Not only is it a good for you sweet treat, it's also really easy to make because it's raw, meaning it doesn't have to bake in the oven before you eat it, and it can stay in the fridge for up to 2 weeks.
WHATS THE DIFFERENCE BETWEEN GRANOLA AND RAW GRANOLA?
Most granola recipes call for time in the oven to give it that really crispy, crunchy texture. Raw granola on the other hand, is set in the fridge and has a soft and chewy texture. It's great to make in the warmer months or any time, and you do have the option of toasting your oats and nuts to amp up the flavors, but it isn't necessary.
The oats in this raw granola sticks together with the help of finely chopped dates, crunchy almond butter and maple syrup. Besides those ingredients, you can get creative with whatever you love to add in to your granola.
For my recipe, I used a mix of candied walnuts and pecans, sliced almonds, pumpkin seeds, shredded coconut and dried cranberries. You can add in whatever you please though whether it's a different dried fruit, or all fruit and no nuts at all or all nuts and no fruit at all.
WHAT YOU'LL NEED TO MAKE RAW GRANOLA
To make this raw granola, you'll want to have:
- a food processor to blend up with dates
- parchment paper for easy cleanup and a no-stick granola
The other tricks I have for this are:
- toast the pumpkin seeds, oats and sliced almonds if you'd like for added flavor
- soak the dates in a bowl of hot water for 15 minutes if they are too hard. You want them to be easy to break up in a blender
- If you don't have a lot of time, set the granola in the freezer rather than the fridge to make it faster
HOW TO SERVE THIS MAPLE GRANOLA
I like to have this with some unsweetened coconut yogurt from So Delicious, with a handful of fresh or frozen blueberries on top. You can also just have this by the handful as a snack or stir into oatmeal.
This keeps well in the fridge for up to two weeks, so make a big batch for easy breakfasts all week long!
Candied Maple Raw Granola
- 1 1/2 C old fashioned oats
- 1/2 C sliced almonds
- 1/4 C pumpkin seeds
- 8 oz dates, softened if needed in hot water for 10-15 minutes
- 1/2 C shredded unsweetened coconut flakes
- 1/4 C dried unsweetened cranberries
- 1/4 C candied chopped walnuts, or regular chopped walnuts
- 1/4 C candied chopped pecans, or regular chopped pecans
- 1/2 C maple syrup
- 1/2 C crunchy almond butter
- Preheat the oven to 375 and toast the oats, almonds and pumpkin seeds for 10-12 minutes, then set aside to cool. This is an optional step!
- While the oats and nuts toast, heat a small saucepan over medium low and stir in the maple syrup and the almond butter. Stir constantly so nothing burns, and continue cooking for 3-5 minutes, or until the mixture has warmed up and combined well.

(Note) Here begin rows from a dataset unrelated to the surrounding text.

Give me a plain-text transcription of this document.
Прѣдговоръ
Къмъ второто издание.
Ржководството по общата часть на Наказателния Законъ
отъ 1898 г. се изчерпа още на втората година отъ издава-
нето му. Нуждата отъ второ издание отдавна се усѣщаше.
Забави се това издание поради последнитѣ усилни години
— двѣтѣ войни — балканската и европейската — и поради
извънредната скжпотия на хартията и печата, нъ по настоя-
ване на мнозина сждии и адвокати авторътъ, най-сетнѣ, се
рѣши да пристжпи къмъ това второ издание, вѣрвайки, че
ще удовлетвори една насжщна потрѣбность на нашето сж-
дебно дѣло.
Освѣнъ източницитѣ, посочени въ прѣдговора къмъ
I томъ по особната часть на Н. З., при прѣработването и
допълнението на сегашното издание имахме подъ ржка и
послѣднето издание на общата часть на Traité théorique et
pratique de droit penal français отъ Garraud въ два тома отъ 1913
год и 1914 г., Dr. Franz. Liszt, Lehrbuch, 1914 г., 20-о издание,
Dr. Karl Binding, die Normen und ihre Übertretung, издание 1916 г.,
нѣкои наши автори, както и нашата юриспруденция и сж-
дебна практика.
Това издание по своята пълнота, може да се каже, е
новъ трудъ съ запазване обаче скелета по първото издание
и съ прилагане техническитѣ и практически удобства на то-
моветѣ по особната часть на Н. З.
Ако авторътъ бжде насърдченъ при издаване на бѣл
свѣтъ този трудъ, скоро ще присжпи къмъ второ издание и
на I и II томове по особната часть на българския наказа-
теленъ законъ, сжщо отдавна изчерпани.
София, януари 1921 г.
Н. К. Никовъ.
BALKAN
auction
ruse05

- In a food processor, pulse the dates and coconut until they break up into small pieces. Combine them with the cranberries and candied nuts in a bowl.
- Add the toasted oats and nuts to the date mixture, then pour in the maple syrup/almond butter mixture. Stir well to combine all the ingredients as best you can.
- Grease a 9x13 baking pan with coconut oil or line with parchment paper and then pour the granola mixture in, pressing down to compact it. Let it set in the freezer for 20-30 minutes, or the fridge for at least an hour. Either way, the granola can sit in the fridge or freezer for as long as you want.
- Once the granola sets and is cool, break it apart with your hands or a spoon and enjoy! Store the granola in the fridge for up to a week.